Better Sum Estimation via Weighted Sampling

Given a large set $U$ where each item $a\in U$ has weight $w(a)$, we want to estimate the total weight $W=\sum_{a\in U} w(a)$ to within factor of $1\pm\varepsilon$ with some constant probability $>1/2$. Since $n=|U|$ is large, we want to do this without looking at the entire set $U$. In the traditional setting in which we are allowed to sample elements from $U$ uniformly, sampling $\Omega(n)$ items is necessary to provide any non-trivial guarantee on the estimate.
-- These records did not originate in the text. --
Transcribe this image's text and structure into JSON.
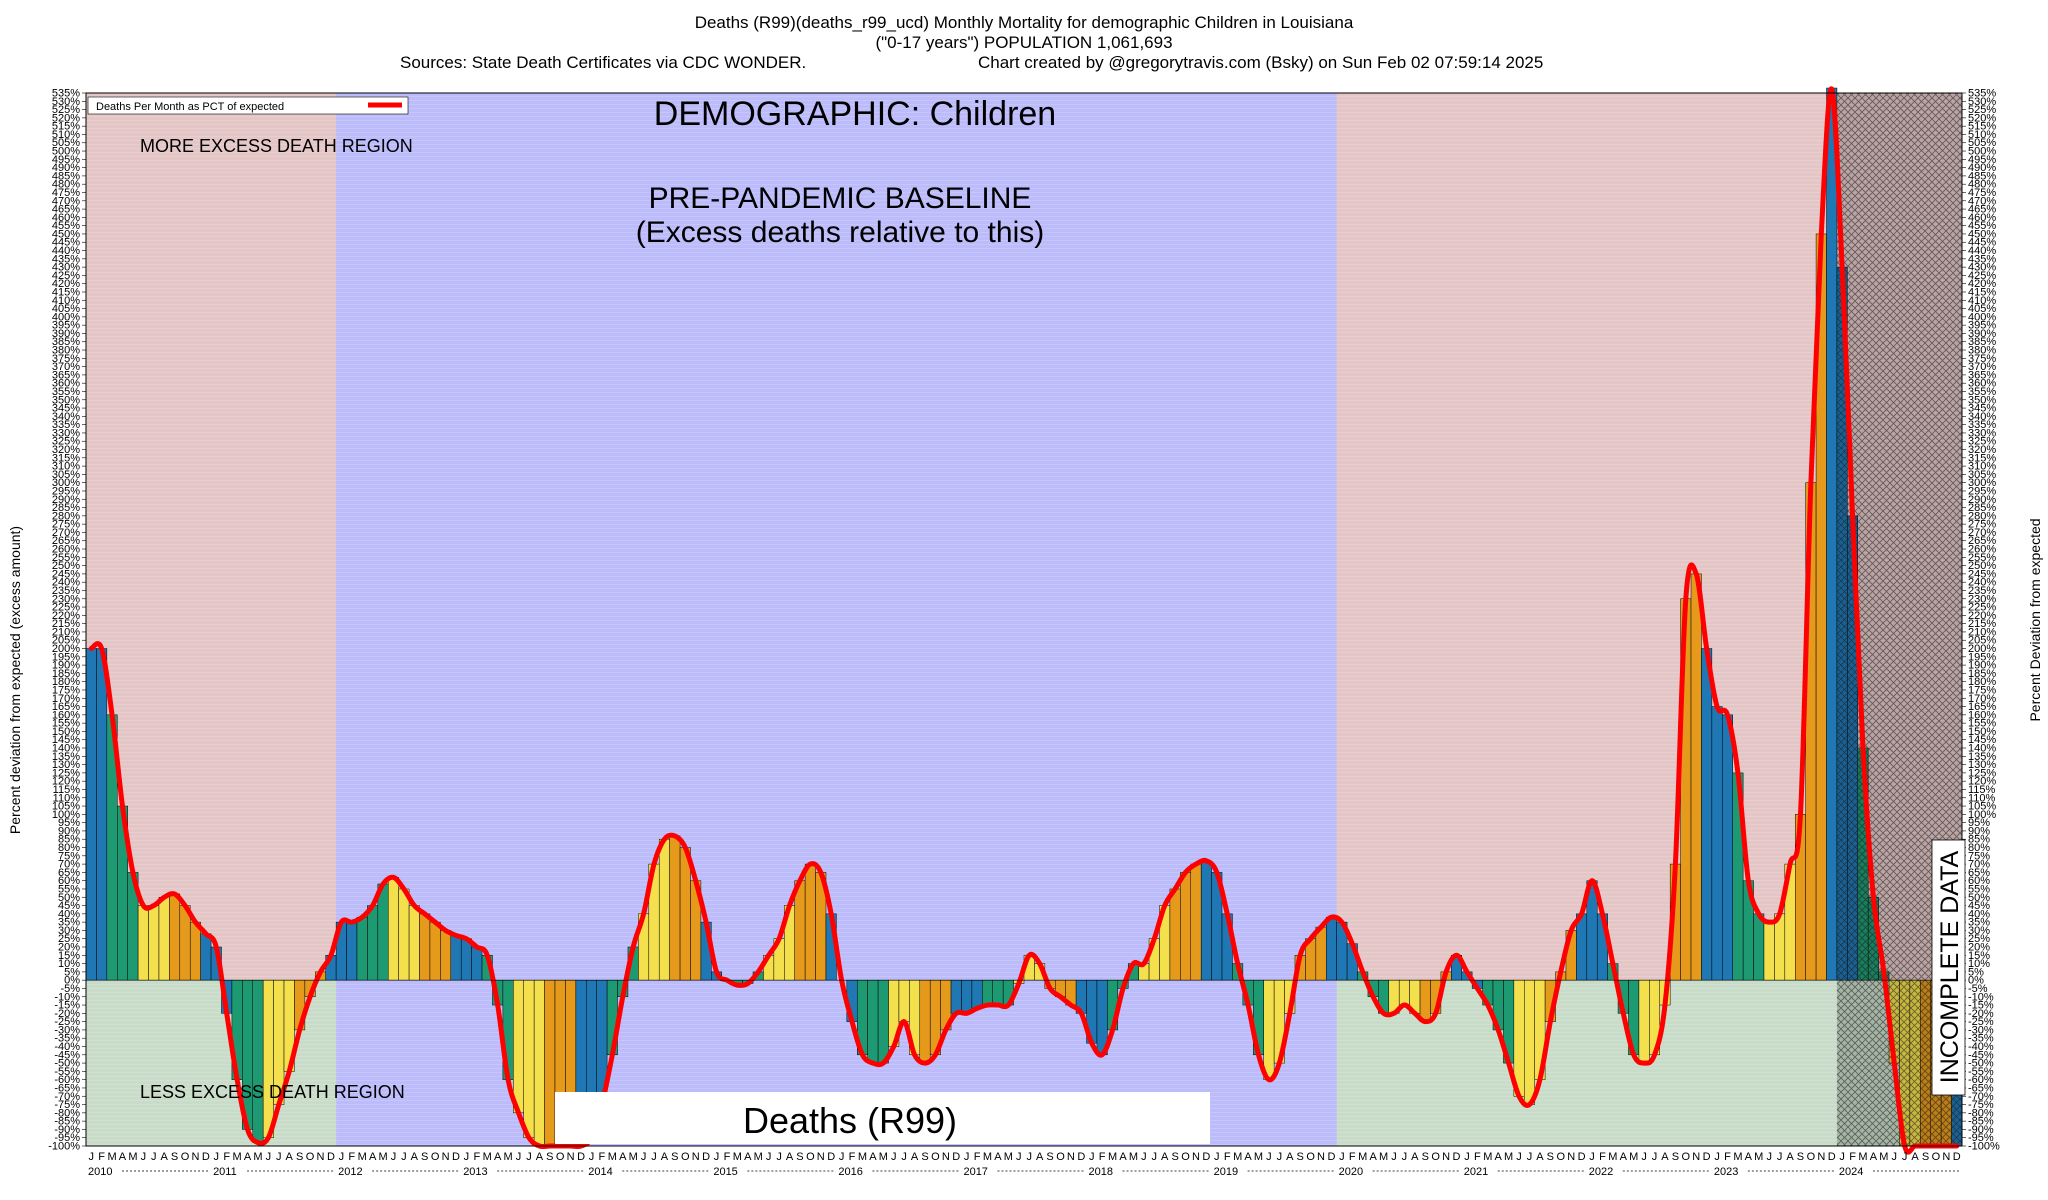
{
  "header": {
    "title_line1": "Deaths (R99)(deaths_r99_ucd) Monthly Mortality for demographic Children in Louisiana",
    "title_line2": "(\"0-17 years\") POPULATION 1,061,693",
    "sources": "Sources: State Death Certificates via CDC WONDER.",
    "credit": "Chart created by @gregorytravis.com (Bsky) on Sun Feb 02 07:59:14 2025"
  },
  "legend": {
    "label": "Deaths Per Month as PCT of expected",
    "color": "#ff0000"
  },
  "annotations": {
    "demographic": "DEMOGRAPHIC: Children",
    "baseline_line1": "PRE-PANDEMIC BASELINE",
    "baseline_line2": "(Excess deaths relative to this)",
    "more_region": "MORE EXCESS DEATH REGION",
    "less_region": "LESS EXCESS DEATH REGION",
    "incomplete": "INCOMPLETE DATA",
    "cause_box": "Deaths (R99)"
  },
  "axes": {
    "ylabel_left": "Percent deviation from expected (excess amount)",
    "ylabel_right": "Percent Deviation from expected"
  },
  "colors": {
    "baseline_region": "#bcbcfb",
    "excess_region": "#e4c6c6",
    "less_region": "#c9dcc9",
    "incomplete_hatch": "#555555",
    "bar_winter": "#1f77b4",
    "bar_spring": "#1e9a72",
    "bar_summer": "#f4e04d",
    "bar_fall": "#e69a1c",
    "line": "#ff0000"
  },
  "chart_data": {
    "type": "bar",
    "title": "Deaths (R99)(deaths_r99_ucd) Monthly Mortality for demographic Children in Louisiana",
    "ylim": [
      -100,
      535
    ],
    "ytick_step": 5,
    "ytick_suffix": "%",
    "grid": true,
    "legend_position": "top-left",
    "month_letters": [
      "J",
      "F",
      "M",
      "A",
      "M",
      "J",
      "J",
      "A",
      "S",
      "O",
      "N",
      "D"
    ],
    "years": [
      "2010",
      "2011",
      "2012",
      "2013",
      "2014",
      "2015",
      "2016",
      "2017",
      "2018",
      "2019",
      "2020",
      "2021",
      "2022",
      "2023",
      "2024"
    ],
    "x_start": "2010-01",
    "x_end": "2024-12",
    "baseline_period": [
      "2012-01",
      "2019-12"
    ],
    "incomplete_period": [
      "2024-01",
      "2024-12"
    ],
    "series": [
      {
        "name": "Deaths Per Month as PCT of expected",
        "values": [
          200,
          200,
          160,
          105,
          65,
          45,
          45,
          50,
          52,
          45,
          35,
          28,
          20,
          -20,
          -60,
          -90,
          -98,
          -95,
          -75,
          -55,
          -30,
          -10,
          5,
          15,
          35,
          35,
          38,
          45,
          58,
          62,
          55,
          45,
          40,
          35,
          30,
          27,
          25,
          20,
          15,
          -15,
          -60,
          -80,
          -95,
          -100,
          -100,
          -100,
          -100,
          -100,
          -95,
          -75,
          -45,
          -10,
          20,
          40,
          70,
          85,
          87,
          80,
          60,
          35,
          5,
          0,
          -3,
          -2,
          5,
          15,
          25,
          45,
          60,
          70,
          65,
          40,
          0,
          -25,
          -45,
          -50,
          -50,
          -40,
          -25,
          -45,
          -50,
          -45,
          -30,
          -20,
          -20,
          -17,
          -15,
          -15,
          -15,
          -2,
          15,
          10,
          -5,
          -10,
          -15,
          -20,
          -38,
          -45,
          -30,
          -5,
          10,
          10,
          25,
          45,
          55,
          65,
          70,
          72,
          65,
          40,
          10,
          -15,
          -45,
          -60,
          -50,
          -20,
          15,
          25,
          32,
          38,
          35,
          22,
          5,
          -10,
          -20,
          -20,
          -15,
          -20,
          -25,
          -20,
          5,
          15,
          5,
          -5,
          -15,
          -30,
          -50,
          -70,
          -75,
          -60,
          -25,
          5,
          30,
          40,
          60,
          40,
          10,
          -20,
          -45,
          -50,
          -45,
          -15,
          70,
          230,
          245,
          200,
          165,
          160,
          125,
          60,
          40,
          35,
          40,
          70,
          100,
          300,
          450,
          538,
          430,
          280,
          140,
          50,
          5,
          -50,
          -100,
          -100,
          -100,
          -100,
          -100,
          -100
        ]
      }
    ]
  }
}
Therefore, we investigate this problem in different settings: in the \emph{proportional} setting we can sample items with probabilities proportional to their weights, and in the \emph{hybrid} setting we can sample both proportionally and uniformly. These settings have applications, for example, in sublinear-time algorithms and distribution testing. Sum estimation in the proportional and hybrid setting has been considered before by Motwani, Panigrahy, and Xu [ICALP, 2007]. In their paper, they give both upper and lower bounds in terms of $n$. Their bounds are near-matching in terms of $n$, but not in terms of $\varepsilon$. In this paper, we improve both their upper and lower bounds. Our bounds are matching up to constant factors in both settings, in terms of both $n$ and $\varepsilon$. No lower bounds with dependency on $\varepsilon$ were known previously. In the proportional setting, we improve their $\tilde{O}(\sqrt{n}/\varepsilon^{7/2})$ algorithm to $O(\sqrt{n}/\varepsilon)$. In the hybrid setting, we improve $\tilde{O}(\sqrt[3]{n}/ \varepsilon^{9/2})$ to $O(\sqrt[3]{n}/\varepsilon^{4/3})$. Our algorithms are also significantly simpler and do not have large constant factors. We also investigate the previously unexplored setting where $n$ is unknown to the algorithm. Finally, we show how our techniques apply to the problem of edge counting in graphs.